I thanked the guard for the information and was walking away when he came rushing back, tapped my arm, and said, "Don't worry. We've saved all the parts. They're in a box somewhere."
So, there you have it. I only hope that if the curators decide to re-position the missing appendages, they're able to figure out whose part goes with whom!
Besides the anatomically incorrect statues, we particularly enjoyed seeing the Rosetta Stone, the Egyptian mummies, and the Portland Vase.

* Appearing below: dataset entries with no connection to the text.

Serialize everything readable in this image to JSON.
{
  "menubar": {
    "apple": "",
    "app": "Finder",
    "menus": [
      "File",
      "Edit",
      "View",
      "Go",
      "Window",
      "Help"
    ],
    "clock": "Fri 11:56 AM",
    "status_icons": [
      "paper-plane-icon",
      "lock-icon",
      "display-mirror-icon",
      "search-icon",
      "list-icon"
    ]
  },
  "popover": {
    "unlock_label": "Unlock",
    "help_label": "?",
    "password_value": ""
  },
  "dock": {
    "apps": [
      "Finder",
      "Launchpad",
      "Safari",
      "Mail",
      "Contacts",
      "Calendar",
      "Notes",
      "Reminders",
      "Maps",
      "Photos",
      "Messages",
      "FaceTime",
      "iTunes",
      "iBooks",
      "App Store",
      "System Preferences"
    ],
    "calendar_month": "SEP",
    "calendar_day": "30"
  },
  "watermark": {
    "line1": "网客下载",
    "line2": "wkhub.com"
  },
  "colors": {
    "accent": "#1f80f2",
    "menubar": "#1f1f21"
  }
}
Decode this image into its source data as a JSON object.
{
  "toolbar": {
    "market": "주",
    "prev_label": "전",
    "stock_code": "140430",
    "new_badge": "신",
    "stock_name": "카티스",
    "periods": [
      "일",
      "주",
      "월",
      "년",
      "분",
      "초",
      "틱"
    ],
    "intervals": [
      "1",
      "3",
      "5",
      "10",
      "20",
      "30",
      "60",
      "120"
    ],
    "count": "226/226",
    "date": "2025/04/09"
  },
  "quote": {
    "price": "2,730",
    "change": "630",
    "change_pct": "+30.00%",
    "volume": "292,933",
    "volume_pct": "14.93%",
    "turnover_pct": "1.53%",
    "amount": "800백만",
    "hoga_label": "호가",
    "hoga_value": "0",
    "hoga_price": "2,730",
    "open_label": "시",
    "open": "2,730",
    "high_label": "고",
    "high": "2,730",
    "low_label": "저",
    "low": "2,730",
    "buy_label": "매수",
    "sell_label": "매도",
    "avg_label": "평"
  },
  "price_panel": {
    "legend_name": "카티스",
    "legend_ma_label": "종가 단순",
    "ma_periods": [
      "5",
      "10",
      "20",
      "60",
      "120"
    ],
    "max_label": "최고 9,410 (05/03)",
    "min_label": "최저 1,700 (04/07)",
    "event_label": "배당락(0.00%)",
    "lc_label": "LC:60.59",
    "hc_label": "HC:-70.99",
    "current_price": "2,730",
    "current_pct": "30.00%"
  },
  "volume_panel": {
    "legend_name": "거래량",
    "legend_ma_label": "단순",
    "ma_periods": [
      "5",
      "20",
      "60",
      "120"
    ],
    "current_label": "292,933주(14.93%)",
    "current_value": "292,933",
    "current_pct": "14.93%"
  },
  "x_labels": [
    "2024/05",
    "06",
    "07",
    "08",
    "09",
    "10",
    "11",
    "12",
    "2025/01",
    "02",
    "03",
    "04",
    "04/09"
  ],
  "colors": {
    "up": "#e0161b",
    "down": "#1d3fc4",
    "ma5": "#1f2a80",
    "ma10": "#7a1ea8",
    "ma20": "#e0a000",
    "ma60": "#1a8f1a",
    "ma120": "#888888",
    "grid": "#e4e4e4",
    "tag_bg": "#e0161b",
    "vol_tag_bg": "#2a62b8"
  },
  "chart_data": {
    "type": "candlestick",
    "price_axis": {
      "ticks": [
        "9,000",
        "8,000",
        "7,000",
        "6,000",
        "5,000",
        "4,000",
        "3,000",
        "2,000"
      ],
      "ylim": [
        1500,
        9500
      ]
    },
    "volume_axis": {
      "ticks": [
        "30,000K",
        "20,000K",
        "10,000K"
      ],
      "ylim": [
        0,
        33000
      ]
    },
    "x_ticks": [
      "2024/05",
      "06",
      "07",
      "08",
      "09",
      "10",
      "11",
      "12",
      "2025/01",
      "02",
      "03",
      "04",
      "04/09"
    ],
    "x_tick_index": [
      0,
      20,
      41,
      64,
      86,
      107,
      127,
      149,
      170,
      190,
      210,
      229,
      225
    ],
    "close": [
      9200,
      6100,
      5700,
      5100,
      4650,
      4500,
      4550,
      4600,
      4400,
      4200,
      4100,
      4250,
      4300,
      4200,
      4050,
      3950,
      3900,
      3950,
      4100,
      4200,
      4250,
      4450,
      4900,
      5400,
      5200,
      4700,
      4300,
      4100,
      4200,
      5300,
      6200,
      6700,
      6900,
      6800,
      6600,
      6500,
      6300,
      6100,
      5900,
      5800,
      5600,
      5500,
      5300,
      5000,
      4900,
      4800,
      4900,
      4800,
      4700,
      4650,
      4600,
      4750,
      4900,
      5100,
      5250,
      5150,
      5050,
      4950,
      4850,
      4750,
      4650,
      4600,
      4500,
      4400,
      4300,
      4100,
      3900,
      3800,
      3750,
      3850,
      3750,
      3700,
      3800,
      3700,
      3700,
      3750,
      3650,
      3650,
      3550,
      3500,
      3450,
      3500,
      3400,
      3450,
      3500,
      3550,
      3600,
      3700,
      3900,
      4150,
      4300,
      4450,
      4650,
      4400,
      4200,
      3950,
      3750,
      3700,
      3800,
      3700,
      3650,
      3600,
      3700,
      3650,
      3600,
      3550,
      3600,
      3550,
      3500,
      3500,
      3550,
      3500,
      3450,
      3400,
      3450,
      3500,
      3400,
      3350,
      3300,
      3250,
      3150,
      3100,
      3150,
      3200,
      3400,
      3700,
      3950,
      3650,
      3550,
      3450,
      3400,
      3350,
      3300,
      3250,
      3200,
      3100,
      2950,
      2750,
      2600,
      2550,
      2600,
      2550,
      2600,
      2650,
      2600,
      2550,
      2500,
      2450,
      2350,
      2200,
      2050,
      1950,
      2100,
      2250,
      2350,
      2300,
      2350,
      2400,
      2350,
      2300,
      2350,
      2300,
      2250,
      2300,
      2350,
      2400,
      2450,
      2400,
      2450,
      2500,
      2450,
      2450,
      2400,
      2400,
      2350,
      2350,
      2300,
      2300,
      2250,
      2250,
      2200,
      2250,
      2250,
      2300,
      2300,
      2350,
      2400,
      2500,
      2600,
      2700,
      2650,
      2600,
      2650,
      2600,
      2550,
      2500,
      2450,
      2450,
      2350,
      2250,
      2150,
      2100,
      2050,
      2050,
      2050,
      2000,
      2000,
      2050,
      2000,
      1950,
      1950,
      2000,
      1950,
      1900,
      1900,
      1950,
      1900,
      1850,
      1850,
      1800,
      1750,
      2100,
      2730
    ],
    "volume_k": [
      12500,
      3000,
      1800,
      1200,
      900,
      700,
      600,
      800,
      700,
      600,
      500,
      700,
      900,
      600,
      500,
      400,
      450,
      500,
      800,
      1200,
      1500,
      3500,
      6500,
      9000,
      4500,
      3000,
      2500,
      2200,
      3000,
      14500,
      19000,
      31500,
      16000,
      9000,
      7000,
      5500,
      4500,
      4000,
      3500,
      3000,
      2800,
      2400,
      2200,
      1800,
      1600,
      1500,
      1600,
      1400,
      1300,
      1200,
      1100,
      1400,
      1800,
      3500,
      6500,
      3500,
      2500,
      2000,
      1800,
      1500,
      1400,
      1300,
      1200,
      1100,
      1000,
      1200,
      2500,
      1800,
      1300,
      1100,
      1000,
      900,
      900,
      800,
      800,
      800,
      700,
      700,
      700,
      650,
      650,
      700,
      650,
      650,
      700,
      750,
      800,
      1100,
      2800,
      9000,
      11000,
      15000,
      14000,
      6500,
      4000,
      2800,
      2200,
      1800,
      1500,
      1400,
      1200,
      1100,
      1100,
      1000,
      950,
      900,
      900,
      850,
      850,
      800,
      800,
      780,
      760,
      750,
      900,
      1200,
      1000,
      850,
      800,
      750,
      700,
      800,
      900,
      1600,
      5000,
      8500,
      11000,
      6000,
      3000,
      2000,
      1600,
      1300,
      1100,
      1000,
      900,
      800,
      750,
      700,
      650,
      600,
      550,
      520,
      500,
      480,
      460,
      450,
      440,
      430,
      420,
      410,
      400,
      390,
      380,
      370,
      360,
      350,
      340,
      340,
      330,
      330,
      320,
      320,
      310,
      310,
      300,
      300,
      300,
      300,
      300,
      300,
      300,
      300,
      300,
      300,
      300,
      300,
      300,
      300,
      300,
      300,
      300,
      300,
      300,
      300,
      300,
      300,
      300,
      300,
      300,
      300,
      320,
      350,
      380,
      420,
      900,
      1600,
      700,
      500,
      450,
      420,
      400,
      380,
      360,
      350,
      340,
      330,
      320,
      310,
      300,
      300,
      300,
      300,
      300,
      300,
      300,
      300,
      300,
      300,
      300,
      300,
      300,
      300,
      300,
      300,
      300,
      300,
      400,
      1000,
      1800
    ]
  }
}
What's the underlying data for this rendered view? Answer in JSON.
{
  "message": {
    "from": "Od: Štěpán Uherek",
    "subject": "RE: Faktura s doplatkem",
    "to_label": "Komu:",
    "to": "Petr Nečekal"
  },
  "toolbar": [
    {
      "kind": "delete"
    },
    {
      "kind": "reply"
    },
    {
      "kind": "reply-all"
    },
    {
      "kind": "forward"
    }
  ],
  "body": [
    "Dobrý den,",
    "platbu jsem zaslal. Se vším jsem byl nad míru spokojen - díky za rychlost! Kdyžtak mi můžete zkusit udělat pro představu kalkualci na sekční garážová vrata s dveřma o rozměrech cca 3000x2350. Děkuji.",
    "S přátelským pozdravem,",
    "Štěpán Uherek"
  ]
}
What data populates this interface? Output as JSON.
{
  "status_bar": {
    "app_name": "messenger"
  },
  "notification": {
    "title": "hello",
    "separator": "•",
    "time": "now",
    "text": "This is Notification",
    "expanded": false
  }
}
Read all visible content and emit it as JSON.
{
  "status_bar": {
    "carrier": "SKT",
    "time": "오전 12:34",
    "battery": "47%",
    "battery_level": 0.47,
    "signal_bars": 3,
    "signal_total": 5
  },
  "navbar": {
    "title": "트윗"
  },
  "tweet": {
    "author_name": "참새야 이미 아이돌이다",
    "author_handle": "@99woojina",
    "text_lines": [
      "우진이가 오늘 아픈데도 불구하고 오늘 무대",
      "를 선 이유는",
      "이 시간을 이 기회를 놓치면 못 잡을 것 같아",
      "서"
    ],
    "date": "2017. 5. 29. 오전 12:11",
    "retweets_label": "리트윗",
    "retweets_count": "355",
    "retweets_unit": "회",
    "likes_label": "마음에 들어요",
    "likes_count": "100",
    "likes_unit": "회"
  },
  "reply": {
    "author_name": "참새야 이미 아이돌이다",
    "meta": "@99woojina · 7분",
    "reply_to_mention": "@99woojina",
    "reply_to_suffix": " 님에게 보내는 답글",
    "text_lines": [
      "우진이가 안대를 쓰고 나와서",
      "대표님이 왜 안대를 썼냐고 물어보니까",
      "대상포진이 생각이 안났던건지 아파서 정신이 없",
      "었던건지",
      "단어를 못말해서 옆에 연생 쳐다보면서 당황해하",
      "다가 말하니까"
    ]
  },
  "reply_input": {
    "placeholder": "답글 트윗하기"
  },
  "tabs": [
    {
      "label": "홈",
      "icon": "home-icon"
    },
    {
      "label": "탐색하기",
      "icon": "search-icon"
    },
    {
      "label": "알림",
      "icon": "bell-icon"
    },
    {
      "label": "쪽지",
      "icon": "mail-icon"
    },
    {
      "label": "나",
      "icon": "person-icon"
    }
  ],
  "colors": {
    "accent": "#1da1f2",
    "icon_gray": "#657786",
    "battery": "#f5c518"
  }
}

This most famous cameo-glass vase, dating, according to the British Museum website, from AD 5-25, has suffered a great deal of abuse. It was smashed by a drunken visitor when it was on display in 1845, and, as time passed and the adhesive failed, it's had to be reassembled three more times over the last hundred or so years. The vase was particularly interesting to David and me because, when it was loaned to Josiah Wedgwood in the late 1700s, it served as the model for our modern-day Wedgwood china. We love knowing that we can buy a piece of china today that is based on an antiquity!
Because it was raining yet again and not conducive to picnicking, we ate inexpensive sandwiches in the museum restaurant. The sandwiches arrived on plain white plates, not Wedgwood, but they tasted very good anyway.
The #7 bus dropped us right in front of the British Museum.